/rainbow_dqn

Implementation of the Rainbow DQN algorithm published by DeepMind

Primary LanguagePythonGNU General Public License v3.0GPL-3.0

Introduction

This repository contains an implementation of the rainbow DQN algorithm put forward by the DeepMind team in the paper 'Rainbow: Combining Improvements in Deep Reinforcement Learning'. [1]

           

Usage

For those interested in studying the contributions of various rainbow components, the code supports functionlity to perform ablation studies. However, some combinations might not have the helper functions pre-defined. To disable improvements, modify the arguments passed to the rainbow class as necessary and pass the flags that disable the respective components.

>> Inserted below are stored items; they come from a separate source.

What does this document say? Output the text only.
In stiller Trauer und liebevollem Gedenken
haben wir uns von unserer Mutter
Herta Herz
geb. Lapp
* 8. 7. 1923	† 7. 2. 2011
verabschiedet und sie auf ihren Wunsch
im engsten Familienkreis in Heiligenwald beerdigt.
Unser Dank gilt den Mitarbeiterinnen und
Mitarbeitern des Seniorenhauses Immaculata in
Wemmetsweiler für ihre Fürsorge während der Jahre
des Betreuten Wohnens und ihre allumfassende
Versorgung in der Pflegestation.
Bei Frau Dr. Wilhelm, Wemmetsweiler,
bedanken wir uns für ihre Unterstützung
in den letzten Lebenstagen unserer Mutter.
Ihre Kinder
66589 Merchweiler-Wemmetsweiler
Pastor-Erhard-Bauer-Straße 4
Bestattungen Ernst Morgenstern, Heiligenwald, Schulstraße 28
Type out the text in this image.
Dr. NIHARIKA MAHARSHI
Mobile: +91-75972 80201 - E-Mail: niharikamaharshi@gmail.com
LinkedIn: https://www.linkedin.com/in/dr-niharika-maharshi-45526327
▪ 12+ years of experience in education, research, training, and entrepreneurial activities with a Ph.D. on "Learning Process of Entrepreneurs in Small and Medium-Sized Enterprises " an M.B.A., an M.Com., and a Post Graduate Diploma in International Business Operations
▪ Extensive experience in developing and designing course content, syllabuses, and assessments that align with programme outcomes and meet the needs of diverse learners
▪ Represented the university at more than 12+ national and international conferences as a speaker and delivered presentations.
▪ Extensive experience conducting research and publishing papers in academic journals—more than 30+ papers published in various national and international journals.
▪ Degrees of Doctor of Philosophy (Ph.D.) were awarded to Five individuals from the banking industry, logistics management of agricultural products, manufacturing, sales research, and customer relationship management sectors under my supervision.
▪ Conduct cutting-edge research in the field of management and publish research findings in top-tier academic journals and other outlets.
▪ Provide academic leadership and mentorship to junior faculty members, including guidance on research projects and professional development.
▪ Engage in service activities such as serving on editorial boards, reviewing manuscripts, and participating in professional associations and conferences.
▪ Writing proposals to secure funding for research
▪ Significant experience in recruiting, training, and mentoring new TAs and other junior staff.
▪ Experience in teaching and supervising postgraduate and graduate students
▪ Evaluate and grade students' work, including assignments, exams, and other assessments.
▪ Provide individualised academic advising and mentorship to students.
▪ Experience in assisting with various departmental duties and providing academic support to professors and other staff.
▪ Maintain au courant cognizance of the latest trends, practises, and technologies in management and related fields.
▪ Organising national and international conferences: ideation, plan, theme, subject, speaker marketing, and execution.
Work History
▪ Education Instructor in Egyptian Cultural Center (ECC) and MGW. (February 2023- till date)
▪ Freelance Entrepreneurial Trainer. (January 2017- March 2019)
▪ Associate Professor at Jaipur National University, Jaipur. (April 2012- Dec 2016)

Training data is written to tensorbaord. Currently, training can be restored by providing the model state dict. The code can also be easily extended to restore the optimizer and other epoch dependent data.

Linux

To clone the repository,

git clone https://github.com/roboticist-by-day/rainbow_dqn.git
cd rainbow_dqn

To create the python environment using Anaconda package manager,

conda create --name <env_name> --file requirements.txt
conda activate <env_name>

To test the rainbow algorithm on your machine,

python rainbow/example.py --env='CartPole-v1' --runs=3 --episodes=250  --render

Arguments:

env      - available environments are 'CartPole-v1' and 'Pong-v0'

runs     - number of trials to repeat the training (default 3) 

episodes - number of episodes to run during each trial run (default 250)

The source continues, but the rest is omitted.